Hallucination-under-noise protocols: controlled non-speech tests and reporting of HUN rates with downstream impact analysis.
On-device interaction latency: measure time-to-first-token, time-to-final, and local processing overhead to correlate with user-perceived responsiveness.
Cross-axis robustness matrices: combine task suites with speaker/environment/content perturbations to expose failure surfaces (for example, barge-in performance under far-field echo).
Perceptual playback quality: use P.808 in the end-to-end loop rather than only on isolated TTS outputs.

A reproducible evaluation plan

Assemble the suite: VoiceBench for interaction breadth; SLUE/Phase-2 for SLU depth; MASSIVE for multilingual task coverage; Spoken-SQuAD for QA and accent tests.
Add missing harnesses: scripted barge-in tests across offsets and SNRs; HUN audio overlays and annotation; scenario tasks with objective success checks for TSR/TCT/Turns.
Perceptual quality: run crowdsourced P.808 MOS with available toolkits.
Report structure: primary table with TSR/TCT/Turns, barge-in latency and error rates, endpointing latency, HUN rate, VoiceBench aggregate and per-axis scores, SLU metrics, and P.808 MOS. Include stress plots such as TSR and HUN versus SNR and reverberation, and barge-in latency versus interrupt timing.
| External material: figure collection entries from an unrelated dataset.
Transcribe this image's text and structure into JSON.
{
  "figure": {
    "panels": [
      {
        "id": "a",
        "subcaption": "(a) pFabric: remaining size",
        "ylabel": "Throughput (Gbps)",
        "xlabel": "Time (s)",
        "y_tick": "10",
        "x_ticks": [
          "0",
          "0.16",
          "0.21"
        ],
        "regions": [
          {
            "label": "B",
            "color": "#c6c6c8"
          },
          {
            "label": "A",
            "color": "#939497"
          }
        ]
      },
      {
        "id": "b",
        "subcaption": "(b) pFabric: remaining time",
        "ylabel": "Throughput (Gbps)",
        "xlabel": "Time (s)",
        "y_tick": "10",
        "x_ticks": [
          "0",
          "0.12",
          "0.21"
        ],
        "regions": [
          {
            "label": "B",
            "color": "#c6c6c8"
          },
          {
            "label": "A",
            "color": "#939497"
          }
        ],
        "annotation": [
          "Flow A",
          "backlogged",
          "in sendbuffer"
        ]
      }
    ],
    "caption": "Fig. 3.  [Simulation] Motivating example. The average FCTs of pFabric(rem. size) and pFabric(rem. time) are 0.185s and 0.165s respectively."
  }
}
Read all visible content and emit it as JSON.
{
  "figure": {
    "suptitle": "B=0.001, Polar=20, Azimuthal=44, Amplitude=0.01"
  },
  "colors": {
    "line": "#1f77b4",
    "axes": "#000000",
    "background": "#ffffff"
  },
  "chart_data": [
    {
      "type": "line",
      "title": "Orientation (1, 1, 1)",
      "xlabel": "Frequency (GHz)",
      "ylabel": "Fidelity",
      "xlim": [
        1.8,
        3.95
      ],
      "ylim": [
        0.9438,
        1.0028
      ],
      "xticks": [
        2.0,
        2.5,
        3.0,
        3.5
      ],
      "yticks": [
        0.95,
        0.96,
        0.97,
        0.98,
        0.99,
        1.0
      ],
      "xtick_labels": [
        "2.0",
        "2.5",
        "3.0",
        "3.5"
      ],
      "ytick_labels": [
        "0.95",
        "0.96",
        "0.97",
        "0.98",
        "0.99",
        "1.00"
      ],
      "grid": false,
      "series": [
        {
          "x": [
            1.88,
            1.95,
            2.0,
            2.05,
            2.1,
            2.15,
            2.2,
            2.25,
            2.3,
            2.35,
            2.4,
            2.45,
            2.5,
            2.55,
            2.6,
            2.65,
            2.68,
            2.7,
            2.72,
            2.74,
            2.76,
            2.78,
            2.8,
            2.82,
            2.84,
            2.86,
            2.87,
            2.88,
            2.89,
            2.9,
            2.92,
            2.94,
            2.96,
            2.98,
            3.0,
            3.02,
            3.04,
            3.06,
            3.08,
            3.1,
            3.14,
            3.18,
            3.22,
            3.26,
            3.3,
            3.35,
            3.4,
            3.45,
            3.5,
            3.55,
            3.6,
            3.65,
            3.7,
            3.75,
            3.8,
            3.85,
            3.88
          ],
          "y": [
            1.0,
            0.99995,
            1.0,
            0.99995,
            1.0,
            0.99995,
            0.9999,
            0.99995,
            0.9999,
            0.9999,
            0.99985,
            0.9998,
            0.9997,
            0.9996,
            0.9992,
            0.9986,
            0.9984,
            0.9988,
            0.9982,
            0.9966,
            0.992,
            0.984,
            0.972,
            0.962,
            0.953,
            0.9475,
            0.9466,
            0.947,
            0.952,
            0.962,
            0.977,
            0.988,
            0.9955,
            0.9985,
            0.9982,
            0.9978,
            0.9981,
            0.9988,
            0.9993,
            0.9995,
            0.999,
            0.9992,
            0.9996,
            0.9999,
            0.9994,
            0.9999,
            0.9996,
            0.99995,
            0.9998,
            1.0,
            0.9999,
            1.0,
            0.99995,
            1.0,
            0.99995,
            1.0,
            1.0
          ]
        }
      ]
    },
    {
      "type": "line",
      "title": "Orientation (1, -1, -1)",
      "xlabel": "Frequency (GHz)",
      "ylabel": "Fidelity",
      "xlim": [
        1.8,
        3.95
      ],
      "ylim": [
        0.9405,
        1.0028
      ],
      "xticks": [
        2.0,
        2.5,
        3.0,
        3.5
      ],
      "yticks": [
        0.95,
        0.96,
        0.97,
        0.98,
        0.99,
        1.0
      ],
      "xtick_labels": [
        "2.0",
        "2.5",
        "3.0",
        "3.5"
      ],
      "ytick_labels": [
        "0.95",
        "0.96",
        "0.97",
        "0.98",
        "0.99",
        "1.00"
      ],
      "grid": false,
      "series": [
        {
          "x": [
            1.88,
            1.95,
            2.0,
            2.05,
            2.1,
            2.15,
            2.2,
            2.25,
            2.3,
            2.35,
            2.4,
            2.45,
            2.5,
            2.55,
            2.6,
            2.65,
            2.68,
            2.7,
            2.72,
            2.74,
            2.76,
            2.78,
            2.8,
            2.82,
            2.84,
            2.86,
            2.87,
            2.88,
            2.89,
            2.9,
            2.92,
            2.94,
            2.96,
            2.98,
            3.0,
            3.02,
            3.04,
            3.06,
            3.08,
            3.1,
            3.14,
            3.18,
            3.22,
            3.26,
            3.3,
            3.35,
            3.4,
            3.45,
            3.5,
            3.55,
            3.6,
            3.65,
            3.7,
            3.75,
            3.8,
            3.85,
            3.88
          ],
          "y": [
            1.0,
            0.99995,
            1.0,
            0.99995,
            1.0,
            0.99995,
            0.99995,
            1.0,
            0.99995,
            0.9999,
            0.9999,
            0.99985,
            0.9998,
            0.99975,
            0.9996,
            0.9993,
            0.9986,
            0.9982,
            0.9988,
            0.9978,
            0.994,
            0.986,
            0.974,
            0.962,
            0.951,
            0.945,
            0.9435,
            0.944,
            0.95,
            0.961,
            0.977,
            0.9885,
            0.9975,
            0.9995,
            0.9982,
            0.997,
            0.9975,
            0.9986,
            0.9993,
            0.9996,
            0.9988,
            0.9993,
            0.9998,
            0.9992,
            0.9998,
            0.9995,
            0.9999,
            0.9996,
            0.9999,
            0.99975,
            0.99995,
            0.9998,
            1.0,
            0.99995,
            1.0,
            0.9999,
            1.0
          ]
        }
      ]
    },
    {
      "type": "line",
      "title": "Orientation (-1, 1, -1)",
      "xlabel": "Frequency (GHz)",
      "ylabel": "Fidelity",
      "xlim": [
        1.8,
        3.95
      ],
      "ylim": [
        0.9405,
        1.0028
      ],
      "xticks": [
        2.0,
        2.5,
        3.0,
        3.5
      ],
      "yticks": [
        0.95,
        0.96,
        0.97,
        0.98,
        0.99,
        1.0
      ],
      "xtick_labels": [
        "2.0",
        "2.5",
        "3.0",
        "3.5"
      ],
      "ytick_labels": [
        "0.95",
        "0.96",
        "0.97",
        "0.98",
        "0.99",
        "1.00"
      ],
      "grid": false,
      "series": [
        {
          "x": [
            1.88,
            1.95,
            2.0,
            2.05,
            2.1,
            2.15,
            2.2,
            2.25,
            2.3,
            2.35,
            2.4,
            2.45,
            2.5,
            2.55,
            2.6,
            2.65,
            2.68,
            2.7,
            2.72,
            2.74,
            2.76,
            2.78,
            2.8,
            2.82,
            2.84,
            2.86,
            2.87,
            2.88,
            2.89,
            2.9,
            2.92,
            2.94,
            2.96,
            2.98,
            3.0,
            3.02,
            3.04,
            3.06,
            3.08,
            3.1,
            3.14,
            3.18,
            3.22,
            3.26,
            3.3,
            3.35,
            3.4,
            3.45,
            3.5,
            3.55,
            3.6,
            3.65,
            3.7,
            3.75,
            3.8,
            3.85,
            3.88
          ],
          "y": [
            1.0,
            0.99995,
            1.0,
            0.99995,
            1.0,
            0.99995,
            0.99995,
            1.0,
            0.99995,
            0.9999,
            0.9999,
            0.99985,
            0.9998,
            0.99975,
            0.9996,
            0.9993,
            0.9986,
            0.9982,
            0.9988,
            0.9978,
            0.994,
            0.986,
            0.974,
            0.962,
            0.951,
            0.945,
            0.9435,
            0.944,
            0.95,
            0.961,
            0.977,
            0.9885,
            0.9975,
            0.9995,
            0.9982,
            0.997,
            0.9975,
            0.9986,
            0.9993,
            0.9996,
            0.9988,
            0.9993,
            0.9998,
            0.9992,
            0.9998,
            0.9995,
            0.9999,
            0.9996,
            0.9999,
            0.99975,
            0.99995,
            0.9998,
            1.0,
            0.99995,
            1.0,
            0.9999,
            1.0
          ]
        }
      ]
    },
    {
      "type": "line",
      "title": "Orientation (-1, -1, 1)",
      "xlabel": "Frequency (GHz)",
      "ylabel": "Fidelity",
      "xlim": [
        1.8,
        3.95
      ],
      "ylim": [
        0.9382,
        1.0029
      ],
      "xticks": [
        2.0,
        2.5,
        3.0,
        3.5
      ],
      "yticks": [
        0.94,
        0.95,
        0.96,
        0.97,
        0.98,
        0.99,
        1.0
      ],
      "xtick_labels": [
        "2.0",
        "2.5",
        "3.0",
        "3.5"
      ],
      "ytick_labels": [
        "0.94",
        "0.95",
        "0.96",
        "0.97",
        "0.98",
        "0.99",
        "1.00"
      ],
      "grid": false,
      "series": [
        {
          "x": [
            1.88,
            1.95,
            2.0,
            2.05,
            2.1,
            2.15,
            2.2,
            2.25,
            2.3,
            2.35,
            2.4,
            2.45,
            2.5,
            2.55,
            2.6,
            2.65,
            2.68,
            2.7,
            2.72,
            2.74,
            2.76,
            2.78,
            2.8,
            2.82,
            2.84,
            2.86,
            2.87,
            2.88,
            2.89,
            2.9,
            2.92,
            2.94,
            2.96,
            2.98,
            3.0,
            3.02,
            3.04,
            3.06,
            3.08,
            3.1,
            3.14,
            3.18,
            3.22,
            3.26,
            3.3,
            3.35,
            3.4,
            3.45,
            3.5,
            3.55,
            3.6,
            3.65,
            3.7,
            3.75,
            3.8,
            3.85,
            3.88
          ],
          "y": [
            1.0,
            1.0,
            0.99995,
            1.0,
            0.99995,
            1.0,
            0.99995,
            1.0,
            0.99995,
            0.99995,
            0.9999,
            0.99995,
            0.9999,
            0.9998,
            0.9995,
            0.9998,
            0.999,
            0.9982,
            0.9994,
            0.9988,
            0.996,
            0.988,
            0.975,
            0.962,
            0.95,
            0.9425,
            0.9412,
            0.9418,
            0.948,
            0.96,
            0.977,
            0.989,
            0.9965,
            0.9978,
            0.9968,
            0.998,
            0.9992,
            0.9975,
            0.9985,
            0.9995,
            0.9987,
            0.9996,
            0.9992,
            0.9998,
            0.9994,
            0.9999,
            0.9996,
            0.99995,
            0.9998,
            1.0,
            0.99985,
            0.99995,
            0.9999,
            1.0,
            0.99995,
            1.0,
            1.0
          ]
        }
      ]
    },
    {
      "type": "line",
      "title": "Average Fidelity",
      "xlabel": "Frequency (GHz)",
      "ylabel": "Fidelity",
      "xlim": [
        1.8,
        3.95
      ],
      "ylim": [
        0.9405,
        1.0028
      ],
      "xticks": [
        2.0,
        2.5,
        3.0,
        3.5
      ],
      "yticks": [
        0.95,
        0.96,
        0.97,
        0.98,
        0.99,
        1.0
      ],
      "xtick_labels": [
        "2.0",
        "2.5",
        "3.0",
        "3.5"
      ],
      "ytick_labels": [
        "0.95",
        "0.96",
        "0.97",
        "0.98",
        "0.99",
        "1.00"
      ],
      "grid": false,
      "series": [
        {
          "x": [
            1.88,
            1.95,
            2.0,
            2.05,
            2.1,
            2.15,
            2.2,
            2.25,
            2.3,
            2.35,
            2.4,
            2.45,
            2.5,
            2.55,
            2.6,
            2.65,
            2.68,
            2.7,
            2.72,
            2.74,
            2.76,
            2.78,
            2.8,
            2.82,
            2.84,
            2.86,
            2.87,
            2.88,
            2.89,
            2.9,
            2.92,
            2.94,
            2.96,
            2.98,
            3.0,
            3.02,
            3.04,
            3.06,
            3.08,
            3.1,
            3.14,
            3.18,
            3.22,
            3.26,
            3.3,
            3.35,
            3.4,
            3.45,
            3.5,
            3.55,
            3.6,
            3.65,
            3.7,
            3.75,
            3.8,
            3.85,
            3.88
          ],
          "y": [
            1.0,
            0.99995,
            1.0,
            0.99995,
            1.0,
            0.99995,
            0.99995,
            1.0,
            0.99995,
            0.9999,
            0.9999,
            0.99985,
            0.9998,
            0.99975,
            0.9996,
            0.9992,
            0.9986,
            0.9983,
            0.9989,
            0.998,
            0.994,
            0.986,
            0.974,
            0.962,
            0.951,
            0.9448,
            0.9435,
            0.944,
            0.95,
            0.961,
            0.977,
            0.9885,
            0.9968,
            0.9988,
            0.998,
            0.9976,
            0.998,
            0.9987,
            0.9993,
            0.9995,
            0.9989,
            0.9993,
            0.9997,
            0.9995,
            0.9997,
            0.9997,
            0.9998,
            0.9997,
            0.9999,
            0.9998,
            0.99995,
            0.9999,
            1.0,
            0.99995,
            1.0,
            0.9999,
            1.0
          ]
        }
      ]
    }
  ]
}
Practical considerations and next steps

Use blinded human raters where semantic judgment is required and combine with fine-grained automatic logging for timing metrics.
Make protocols reproducible by publishing task definitions, audio perturbation scripts, and analysis notebooks.
Prefer cross-axis analyses to single-metric leaderboards: track where systems fail when multiple adverse conditions coincide.

References

Key resources to consult include VoiceBench, SLUE and Phase-2, MASSIVE, Spoken-SQuAD sets, DSTC tracks, Alexa Prize TaskBot reports, and recent papers on barge-in, endpointing, and ASR hallucinations.